The model explains how media combinations work, and does so from both a behavioural (product purchase) and attitudinal (brand engagement) basis. The diagnostics make it possible to select media on the basis of sets of options that best reinforce the brand – based on category imperatives, specific copy objectives, or engagement goals.

Because of the high correlation between attitudinal and behavioural measures, and the summed calculation of percentage-contribution made by the individual media consumed by different segments, the model makes it possible for marketers to construct engagement-based value equations that can identify the impact media will have on the success of a brand when consumed in various combinations.

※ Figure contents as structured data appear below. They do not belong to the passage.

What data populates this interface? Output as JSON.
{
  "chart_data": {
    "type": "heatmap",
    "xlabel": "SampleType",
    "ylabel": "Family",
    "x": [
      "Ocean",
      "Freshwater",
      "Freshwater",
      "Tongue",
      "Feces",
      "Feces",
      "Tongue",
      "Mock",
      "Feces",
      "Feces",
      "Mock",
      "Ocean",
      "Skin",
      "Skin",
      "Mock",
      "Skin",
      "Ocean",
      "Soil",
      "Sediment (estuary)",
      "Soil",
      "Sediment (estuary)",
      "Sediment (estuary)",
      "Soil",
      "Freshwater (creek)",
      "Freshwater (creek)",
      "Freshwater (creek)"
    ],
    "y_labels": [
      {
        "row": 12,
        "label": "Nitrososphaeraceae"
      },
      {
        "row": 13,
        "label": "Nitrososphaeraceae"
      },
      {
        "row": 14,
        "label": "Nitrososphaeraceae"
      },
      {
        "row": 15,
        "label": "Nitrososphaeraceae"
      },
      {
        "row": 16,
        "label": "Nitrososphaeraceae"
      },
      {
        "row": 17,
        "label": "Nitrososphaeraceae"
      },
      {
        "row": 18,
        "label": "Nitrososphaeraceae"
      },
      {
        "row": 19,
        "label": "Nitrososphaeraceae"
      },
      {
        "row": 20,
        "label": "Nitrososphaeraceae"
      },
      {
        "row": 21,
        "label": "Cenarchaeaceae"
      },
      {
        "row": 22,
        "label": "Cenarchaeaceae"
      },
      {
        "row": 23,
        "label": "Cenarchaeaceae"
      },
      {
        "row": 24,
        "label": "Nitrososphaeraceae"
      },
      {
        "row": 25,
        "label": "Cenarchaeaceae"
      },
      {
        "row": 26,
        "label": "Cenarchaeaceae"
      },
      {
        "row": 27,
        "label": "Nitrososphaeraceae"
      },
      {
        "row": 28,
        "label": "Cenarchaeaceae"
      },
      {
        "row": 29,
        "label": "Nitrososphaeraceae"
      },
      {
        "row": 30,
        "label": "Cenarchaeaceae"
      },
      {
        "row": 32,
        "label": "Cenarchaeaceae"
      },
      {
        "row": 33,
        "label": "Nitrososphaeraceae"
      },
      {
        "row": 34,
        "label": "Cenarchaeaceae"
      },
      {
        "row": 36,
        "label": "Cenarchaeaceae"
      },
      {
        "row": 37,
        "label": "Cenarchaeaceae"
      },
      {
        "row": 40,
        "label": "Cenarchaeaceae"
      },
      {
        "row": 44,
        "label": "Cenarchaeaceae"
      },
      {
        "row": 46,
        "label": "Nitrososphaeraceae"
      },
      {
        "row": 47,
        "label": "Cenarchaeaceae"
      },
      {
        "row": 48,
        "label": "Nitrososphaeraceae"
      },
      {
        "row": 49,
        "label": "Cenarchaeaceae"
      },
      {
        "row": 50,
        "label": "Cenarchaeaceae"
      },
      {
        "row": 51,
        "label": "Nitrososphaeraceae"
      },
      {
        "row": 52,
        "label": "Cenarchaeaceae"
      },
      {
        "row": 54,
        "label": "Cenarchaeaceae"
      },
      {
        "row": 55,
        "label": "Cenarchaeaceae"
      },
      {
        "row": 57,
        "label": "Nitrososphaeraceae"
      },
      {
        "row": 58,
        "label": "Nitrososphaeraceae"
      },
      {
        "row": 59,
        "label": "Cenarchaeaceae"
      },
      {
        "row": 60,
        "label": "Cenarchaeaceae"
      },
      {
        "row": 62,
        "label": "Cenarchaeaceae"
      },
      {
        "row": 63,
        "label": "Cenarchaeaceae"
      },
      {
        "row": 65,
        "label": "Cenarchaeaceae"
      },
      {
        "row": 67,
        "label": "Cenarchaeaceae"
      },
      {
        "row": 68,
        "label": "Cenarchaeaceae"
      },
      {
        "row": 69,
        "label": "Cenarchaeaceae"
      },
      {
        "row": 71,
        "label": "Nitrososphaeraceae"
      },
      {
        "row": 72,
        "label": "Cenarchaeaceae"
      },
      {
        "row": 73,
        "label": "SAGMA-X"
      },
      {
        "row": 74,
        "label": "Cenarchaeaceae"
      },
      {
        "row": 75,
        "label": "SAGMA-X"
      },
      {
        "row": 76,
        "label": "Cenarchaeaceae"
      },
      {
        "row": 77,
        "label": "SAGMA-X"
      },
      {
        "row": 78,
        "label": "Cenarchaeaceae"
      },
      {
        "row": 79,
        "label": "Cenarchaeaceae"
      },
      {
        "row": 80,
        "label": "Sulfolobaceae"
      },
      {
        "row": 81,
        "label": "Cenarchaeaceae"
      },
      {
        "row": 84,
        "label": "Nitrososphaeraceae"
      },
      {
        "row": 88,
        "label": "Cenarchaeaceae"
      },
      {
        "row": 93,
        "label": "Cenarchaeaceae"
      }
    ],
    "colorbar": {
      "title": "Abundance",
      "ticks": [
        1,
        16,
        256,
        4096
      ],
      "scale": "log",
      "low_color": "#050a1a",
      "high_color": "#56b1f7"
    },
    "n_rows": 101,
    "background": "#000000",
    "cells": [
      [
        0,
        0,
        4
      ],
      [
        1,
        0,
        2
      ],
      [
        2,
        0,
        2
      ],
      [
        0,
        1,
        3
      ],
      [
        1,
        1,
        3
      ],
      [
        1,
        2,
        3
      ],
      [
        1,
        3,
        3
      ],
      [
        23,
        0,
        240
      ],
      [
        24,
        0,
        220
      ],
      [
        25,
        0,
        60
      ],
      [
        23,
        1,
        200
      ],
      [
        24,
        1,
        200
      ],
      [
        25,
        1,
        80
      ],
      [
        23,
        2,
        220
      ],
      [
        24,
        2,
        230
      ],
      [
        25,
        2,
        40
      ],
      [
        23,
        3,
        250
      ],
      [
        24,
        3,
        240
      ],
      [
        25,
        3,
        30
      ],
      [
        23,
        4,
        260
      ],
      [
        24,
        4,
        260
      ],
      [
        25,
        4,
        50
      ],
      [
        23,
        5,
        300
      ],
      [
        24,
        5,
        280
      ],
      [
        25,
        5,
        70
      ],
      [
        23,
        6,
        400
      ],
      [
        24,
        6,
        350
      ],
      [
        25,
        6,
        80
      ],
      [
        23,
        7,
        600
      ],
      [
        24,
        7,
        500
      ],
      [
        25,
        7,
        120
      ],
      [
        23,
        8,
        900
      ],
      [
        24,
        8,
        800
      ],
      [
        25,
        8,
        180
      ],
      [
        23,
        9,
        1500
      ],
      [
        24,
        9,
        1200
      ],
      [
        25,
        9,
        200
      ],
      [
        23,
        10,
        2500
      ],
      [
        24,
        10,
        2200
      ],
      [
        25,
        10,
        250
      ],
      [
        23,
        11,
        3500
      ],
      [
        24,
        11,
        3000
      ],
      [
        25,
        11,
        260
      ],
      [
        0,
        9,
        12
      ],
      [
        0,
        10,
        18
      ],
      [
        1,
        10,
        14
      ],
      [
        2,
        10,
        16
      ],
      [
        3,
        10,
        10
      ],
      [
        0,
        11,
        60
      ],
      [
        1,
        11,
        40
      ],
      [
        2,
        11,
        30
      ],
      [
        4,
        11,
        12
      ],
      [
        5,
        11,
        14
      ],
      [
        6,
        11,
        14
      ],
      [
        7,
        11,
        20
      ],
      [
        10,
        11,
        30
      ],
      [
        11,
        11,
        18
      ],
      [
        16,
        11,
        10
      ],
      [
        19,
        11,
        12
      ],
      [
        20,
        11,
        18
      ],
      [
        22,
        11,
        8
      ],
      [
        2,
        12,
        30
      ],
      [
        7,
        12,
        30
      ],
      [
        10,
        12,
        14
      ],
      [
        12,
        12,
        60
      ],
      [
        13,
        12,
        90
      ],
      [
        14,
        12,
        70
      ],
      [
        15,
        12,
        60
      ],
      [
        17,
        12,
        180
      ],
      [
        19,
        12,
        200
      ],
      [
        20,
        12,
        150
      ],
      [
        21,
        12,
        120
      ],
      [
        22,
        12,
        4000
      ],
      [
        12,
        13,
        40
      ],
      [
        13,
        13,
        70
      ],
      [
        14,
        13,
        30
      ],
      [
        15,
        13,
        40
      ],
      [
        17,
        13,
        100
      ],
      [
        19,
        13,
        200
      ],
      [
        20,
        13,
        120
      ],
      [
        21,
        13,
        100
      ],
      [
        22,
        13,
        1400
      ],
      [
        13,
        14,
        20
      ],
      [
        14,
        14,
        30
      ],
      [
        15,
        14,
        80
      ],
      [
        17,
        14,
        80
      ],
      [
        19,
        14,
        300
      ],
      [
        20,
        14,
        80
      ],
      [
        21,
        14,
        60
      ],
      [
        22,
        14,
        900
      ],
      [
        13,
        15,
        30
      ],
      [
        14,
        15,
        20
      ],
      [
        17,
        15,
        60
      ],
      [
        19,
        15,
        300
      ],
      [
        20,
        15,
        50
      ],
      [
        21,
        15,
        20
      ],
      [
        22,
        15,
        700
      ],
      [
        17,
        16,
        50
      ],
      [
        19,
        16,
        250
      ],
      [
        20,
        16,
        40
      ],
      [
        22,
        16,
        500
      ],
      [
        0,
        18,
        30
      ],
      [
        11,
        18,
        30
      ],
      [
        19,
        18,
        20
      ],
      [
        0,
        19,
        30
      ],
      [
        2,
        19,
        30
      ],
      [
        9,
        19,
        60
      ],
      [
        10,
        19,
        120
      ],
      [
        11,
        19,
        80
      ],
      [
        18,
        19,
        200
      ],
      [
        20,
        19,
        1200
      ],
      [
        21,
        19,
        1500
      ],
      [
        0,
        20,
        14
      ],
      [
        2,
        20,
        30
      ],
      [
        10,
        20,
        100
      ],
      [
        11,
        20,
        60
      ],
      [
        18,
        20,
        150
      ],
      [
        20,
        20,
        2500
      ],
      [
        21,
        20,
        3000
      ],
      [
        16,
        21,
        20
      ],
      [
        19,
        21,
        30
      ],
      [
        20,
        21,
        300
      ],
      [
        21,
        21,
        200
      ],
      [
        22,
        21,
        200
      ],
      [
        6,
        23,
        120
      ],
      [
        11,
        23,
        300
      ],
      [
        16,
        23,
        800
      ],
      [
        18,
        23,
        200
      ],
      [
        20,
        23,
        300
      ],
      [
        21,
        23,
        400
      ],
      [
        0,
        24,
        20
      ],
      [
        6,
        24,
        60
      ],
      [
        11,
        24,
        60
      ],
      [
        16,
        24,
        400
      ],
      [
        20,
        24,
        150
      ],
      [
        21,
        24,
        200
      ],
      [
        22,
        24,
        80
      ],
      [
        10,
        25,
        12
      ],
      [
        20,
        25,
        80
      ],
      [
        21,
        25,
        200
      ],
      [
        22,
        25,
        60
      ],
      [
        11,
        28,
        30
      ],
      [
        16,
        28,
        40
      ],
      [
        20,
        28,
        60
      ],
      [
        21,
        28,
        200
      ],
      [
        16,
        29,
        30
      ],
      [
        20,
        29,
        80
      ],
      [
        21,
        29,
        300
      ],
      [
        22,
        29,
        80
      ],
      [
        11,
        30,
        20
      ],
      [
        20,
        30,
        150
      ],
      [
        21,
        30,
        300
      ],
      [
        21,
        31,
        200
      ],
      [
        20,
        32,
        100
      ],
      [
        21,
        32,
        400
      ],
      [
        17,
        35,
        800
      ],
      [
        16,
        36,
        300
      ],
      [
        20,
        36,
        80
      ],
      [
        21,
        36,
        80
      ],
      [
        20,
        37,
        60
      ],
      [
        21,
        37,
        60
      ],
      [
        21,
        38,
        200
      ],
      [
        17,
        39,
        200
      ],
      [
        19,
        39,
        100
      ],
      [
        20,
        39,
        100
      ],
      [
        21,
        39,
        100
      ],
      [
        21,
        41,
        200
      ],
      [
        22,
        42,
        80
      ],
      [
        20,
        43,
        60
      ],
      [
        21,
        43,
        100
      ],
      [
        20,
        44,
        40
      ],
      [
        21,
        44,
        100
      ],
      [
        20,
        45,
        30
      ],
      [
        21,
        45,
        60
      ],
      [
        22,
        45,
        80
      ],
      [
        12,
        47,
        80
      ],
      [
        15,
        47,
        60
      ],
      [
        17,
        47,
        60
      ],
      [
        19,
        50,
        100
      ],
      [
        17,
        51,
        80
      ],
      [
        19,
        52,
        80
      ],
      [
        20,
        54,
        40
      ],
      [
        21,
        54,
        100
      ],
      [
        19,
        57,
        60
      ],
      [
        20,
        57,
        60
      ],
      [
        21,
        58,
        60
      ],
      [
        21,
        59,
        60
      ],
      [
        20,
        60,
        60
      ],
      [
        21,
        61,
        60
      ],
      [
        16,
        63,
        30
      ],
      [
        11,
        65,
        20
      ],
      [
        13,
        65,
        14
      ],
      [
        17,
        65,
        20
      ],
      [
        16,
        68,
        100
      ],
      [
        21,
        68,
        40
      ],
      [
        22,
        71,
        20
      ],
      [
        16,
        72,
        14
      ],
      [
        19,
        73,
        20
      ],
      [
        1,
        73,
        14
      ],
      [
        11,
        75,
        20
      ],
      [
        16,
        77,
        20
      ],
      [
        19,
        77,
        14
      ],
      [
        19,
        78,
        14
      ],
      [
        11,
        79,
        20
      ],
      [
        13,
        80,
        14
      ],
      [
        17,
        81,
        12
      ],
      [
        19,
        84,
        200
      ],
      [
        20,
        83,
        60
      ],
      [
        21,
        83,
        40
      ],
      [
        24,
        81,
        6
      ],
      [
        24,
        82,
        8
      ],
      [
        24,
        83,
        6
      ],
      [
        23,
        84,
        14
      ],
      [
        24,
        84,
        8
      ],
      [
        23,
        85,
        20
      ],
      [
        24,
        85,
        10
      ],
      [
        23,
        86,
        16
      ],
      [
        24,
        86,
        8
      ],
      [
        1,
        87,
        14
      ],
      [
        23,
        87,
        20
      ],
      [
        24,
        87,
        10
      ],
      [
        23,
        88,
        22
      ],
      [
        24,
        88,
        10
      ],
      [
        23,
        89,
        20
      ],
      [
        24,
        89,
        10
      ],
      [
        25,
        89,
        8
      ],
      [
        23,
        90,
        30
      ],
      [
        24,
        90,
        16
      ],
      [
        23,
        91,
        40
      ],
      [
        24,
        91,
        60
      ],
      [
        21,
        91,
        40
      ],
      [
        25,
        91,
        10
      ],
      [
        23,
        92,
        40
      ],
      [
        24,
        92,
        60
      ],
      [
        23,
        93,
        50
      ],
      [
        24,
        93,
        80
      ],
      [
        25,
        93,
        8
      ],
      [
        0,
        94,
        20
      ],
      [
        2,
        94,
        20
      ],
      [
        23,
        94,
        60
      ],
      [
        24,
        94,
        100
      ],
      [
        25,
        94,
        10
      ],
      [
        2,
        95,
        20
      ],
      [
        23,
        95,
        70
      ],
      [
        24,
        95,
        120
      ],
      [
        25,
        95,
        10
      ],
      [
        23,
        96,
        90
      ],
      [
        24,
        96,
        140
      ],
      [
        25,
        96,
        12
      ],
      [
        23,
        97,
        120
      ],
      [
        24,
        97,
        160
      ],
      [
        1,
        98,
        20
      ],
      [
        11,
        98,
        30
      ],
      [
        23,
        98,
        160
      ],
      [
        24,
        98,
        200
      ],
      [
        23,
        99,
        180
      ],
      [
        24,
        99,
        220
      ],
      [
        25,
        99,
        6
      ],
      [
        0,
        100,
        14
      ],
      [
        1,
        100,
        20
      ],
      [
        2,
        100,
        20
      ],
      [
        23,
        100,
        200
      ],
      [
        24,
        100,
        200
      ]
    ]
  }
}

The ability to do that corroborates two marketing paradigm shifts. First, advertising today has become less about the character and nature of the products consumed and more about the character of the consumers of the products and, more particularly, the combinations of media they consume. Second, anyone who has been watching the changes in the media landscape knows that the advent of new technologies involves some sort of trade-off. Change in the media landscape does not necessarily result in equilibrium and, depending on the category, some become greater contributors than others, and marketers need to know that.

Using the C-MEE approach means that 'character' and 'contribution' can be identified, and media can then be allocated on a more synergistic, efficient and consumer-centric basis. Given current trends, that ability will become more and more critical to the success – and profitability – of a brand.